It was pouring when Dean almost hit her. She wasn’t running like a damsel—more like she’d just slipped out of war. Hair damp, coat torn, blood trailing down one stocking. Her boots made sharp sounds on the wet pavement, but she stopped dead when the Impala’s headlights hit her.
A witch.
Dean's grip on the wheel tightened. Everything in him screamed to drive past.
Sam, bleeding beside him, whispered, “She’s not one of them.”
Dean didn’t believe it. Not at first.
She moved into their lives with this strange grace. Dark dresses, fitted vests, silver necklaces like armor. Always in black or earthy browns, tights patterned like raven wings, boots polished and heavy. Not a single leaf in her hair. She didn’t cackle. She didn’t curse.

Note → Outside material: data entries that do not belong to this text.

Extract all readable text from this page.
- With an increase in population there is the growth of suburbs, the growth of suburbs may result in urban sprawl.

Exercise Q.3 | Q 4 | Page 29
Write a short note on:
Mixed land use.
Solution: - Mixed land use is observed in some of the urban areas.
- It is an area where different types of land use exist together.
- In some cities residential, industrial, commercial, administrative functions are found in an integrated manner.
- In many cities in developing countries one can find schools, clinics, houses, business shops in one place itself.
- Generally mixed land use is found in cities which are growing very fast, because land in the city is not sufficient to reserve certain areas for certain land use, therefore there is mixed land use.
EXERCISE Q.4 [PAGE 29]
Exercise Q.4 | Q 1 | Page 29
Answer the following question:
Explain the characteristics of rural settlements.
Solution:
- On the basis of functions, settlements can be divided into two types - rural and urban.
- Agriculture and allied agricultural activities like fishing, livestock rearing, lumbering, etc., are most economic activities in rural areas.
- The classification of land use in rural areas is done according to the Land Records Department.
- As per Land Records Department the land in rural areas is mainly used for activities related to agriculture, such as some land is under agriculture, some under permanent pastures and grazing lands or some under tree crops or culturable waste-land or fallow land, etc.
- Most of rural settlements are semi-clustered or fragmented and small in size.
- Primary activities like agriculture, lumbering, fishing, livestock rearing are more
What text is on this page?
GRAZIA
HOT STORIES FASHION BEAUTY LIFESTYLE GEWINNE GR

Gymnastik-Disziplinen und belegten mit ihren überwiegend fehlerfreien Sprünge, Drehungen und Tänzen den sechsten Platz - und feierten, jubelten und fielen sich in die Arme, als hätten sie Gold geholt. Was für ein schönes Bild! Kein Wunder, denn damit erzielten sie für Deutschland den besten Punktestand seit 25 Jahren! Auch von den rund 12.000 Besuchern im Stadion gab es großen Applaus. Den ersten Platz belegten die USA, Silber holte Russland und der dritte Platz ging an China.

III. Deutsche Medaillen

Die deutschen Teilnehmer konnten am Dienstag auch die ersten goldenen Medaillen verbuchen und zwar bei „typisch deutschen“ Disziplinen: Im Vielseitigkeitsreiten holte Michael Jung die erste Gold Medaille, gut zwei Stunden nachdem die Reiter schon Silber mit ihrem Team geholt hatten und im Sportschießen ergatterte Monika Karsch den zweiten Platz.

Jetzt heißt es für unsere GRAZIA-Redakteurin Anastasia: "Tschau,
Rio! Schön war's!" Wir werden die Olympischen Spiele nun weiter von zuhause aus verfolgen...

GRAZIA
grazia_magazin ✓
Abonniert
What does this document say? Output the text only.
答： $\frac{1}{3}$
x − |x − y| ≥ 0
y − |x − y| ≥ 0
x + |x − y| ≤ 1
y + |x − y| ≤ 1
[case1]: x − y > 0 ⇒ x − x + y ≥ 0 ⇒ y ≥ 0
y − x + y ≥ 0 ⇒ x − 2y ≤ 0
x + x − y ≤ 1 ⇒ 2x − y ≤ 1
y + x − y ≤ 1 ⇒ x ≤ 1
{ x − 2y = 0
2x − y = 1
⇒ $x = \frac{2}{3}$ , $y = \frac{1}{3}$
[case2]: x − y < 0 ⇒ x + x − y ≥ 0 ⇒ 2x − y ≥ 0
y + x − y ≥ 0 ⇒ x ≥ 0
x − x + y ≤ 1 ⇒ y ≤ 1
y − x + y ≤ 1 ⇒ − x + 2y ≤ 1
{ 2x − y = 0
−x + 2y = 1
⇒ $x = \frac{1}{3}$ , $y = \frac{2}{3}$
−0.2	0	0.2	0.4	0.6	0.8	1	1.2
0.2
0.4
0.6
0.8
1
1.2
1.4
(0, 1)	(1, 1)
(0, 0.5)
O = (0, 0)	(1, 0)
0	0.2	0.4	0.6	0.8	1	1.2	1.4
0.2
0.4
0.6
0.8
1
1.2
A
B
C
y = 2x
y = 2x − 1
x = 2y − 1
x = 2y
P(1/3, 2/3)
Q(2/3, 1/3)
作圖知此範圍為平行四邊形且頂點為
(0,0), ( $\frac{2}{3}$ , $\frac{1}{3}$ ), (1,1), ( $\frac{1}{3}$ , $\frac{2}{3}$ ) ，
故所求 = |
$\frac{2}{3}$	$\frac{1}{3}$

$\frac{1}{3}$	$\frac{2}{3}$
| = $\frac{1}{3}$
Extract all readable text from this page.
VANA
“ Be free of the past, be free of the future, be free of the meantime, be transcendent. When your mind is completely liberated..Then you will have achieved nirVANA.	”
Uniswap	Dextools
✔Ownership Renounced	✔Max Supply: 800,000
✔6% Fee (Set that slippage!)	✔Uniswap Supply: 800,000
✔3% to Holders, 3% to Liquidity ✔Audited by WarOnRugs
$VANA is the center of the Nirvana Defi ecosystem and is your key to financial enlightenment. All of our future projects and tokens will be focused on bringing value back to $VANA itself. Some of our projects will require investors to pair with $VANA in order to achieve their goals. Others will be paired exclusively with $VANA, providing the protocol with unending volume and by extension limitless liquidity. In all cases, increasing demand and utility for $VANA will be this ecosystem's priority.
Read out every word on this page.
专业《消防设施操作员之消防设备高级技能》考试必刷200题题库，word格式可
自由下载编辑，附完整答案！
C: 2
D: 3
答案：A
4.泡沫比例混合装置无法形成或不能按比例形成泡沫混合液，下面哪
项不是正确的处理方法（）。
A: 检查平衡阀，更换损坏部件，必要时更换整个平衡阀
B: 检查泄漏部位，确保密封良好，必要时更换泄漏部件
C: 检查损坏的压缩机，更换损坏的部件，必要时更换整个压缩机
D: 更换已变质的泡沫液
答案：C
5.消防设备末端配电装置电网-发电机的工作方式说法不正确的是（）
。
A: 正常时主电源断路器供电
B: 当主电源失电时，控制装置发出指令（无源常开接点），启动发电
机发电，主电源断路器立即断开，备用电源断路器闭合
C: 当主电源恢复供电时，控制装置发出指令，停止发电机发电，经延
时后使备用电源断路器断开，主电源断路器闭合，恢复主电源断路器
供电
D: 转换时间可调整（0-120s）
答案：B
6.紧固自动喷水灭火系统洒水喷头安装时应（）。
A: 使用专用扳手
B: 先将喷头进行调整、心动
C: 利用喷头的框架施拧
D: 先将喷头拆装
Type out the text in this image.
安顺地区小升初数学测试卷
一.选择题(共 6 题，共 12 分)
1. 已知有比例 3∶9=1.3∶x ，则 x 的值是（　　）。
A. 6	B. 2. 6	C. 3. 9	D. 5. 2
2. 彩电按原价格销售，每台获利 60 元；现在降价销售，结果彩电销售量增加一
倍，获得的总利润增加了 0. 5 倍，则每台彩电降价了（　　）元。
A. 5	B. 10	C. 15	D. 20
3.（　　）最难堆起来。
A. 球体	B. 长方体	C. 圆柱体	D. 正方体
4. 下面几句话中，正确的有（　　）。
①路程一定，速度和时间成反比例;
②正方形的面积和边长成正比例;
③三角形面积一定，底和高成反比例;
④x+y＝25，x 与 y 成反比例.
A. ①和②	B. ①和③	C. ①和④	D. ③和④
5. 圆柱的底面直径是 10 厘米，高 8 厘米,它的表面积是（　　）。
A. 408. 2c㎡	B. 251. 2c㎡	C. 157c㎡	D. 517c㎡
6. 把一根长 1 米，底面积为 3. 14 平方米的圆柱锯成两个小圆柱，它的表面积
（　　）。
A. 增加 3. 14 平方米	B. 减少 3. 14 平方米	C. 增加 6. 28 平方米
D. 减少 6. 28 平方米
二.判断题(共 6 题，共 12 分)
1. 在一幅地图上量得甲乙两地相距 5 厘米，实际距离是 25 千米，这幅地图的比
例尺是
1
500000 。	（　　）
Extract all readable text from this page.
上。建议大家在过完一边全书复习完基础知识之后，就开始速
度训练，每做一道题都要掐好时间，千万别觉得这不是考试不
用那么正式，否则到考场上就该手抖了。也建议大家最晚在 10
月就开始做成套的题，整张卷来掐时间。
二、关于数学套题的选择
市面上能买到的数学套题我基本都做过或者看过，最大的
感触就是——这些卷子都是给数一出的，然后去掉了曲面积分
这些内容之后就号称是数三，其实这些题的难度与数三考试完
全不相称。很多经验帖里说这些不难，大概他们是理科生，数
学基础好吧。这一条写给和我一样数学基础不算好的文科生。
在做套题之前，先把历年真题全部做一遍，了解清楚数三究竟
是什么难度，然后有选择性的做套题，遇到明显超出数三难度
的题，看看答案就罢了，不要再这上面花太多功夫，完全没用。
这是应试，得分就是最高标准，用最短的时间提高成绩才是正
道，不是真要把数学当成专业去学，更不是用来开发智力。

She stitched wounds with steady hands and closed Sam’s gashes with salves that smelled like pine and iron. “It’s just comfrey and clove,” she’d say. No hocus pocus. Just knowledge older than any book.
Dean watched her like a hunter stalks a shadow.
Still, she’d lean over maps with them, eyes scanning lore faster than Sam, her voice low but certain. And every time she touched Dean—pressing balm to a bruise or adjusting his jacket—he felt it under his skin. That stillness. That power.
She wasn’t wild. She was composed. Almost too composed. Like she knew how easily people feared what she was. So she wore elegance like armor.
One night, after a hunt, she walked past him in a fitted dress, hips swaying with purpose, boots echoing on the motel floor. She caught his eye. Didn’t flinch. Didn’t smile.
Dean looked down at the herbs she’d left for his sore ribs, while preparing some kind of natural painkiller.
Something inside him cracked.
He hated witches.
But this one?
“Couldn’t you have been anything else?” he muttered. “Anything but that.” He points at you.